A common example product used in our industry is the Bic Clic Stic Pen which has over 20 color options each for barrel and trim colors. Even more colors to choose for silkscreen decoration. Then you can choose additional options for what type of ink to use. There are multiple options for packaging. After all that is selected, you have additional option for rush processing. All of these options may or may not have additional charges that can be based on how many pens you order or how many colors in your decoration. Pricing is usually based on quantity, so ordering 250 pens would be cost more per pen than ordering 1000. Similarly, the extra charge for getting special ink would be cheaper per pen ordered when you order 1000 than 250.
Without wanting to sound harsh, this has the ring of a silver bullet question.
You have an inherently complex business domain. It's not clear to me that a different way of storing your data will have any impact on that complexity - storing documents rather than relational data probably doesn't make it easier to price your pen at $0.02 less if the customer orders more than 250.
I'd recommend focussing on the business domain, and not worrying too much about the storage mechanism. I'm a big fan of Domain Driven Design - this sounds like a perfect case for that approach.
Using a document database won't solve your problem completely, but it probably can help.
If your documents represent the options available on a product and an order for that product, in most cases you will be accessing the document as a whole - it's nothing you can't do with SQL, but a good fit for a document database. Since the structure of the documents is flexible, it is relatively easy to define an object within the document as a complex type to define a particular option or rule without changing the database.
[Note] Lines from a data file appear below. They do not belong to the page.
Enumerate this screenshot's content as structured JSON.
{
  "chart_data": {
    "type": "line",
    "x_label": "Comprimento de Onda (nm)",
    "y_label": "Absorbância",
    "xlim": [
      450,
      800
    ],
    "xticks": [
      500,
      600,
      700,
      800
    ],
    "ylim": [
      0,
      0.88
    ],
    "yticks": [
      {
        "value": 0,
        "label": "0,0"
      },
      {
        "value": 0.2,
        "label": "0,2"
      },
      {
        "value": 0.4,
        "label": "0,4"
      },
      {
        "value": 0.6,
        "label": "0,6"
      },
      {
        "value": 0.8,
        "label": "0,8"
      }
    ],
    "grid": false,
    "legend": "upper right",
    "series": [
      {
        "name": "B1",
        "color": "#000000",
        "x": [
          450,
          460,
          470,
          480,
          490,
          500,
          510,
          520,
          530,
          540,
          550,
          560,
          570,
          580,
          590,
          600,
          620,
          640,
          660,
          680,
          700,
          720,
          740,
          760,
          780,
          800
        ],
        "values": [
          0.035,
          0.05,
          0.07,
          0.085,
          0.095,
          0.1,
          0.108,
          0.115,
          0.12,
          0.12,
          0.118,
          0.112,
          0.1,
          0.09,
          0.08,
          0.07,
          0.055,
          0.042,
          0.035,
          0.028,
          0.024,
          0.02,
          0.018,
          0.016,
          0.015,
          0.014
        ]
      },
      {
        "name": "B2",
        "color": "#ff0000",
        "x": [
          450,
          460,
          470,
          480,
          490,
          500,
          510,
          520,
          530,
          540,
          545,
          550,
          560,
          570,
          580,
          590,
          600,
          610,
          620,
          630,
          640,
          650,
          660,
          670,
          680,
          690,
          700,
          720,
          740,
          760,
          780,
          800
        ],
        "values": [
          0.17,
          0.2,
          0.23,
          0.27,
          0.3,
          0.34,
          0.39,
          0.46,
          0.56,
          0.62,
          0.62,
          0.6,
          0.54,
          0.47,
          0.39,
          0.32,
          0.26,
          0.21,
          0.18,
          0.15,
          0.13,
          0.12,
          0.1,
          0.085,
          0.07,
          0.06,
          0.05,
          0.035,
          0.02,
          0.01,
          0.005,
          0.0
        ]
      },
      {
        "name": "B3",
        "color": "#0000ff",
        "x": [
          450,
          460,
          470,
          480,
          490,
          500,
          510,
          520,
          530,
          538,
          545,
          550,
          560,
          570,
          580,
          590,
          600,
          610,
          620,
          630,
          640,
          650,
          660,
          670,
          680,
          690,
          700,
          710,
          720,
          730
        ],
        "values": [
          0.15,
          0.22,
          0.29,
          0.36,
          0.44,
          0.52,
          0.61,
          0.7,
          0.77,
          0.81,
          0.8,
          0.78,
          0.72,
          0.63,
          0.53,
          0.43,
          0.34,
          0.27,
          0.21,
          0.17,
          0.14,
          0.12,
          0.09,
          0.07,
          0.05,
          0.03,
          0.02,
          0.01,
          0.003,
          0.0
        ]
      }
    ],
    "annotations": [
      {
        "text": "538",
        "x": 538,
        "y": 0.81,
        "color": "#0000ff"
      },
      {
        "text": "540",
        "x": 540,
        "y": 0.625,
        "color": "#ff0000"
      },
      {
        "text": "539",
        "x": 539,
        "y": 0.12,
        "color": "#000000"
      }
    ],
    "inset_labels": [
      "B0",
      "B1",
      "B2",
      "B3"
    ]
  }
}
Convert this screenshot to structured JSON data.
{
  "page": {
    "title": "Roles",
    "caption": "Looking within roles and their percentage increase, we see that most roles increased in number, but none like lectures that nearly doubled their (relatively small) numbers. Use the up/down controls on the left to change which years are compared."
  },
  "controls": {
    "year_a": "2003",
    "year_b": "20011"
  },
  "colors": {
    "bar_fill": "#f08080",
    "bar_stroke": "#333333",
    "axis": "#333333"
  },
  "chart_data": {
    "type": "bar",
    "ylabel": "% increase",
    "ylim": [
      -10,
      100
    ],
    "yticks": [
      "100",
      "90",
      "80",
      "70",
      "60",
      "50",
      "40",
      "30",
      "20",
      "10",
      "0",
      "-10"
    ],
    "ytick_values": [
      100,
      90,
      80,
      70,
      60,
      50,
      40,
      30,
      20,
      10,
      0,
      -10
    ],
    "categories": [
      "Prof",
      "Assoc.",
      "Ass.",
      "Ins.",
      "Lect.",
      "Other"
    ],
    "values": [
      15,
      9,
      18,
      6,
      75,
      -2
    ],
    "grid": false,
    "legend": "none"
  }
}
However, that only helps with the data - your real problem is on the UI side. The two documents together map directly to the order form, but whatever method you use to define the options/rules some of the products are going to end up with extremely complex settings pages.
Yes, MongoDB is what you need. It doesn't have a strict documents structure, so you'll be able to create set of models you need and embed them into your product page in any order and combinations you need. Actually its possible to work with this data without describing the real model fields directly, so I (for example) can use fields my Rails application doesn't know about at all.
Also MongoDB is extremely easy to set up for replication and sharding. Also it supports GridFS virtual filesystem, so you can store images for your products with documents which describe them and manipulate them as a single object easily.
You should definitely give it a try.
UPD: Anyway it would be good to keep your RDBMS for financial data and crunching numbers, like grouping reports for the sales analysys and so on. NoSQL bases aren't very good at this.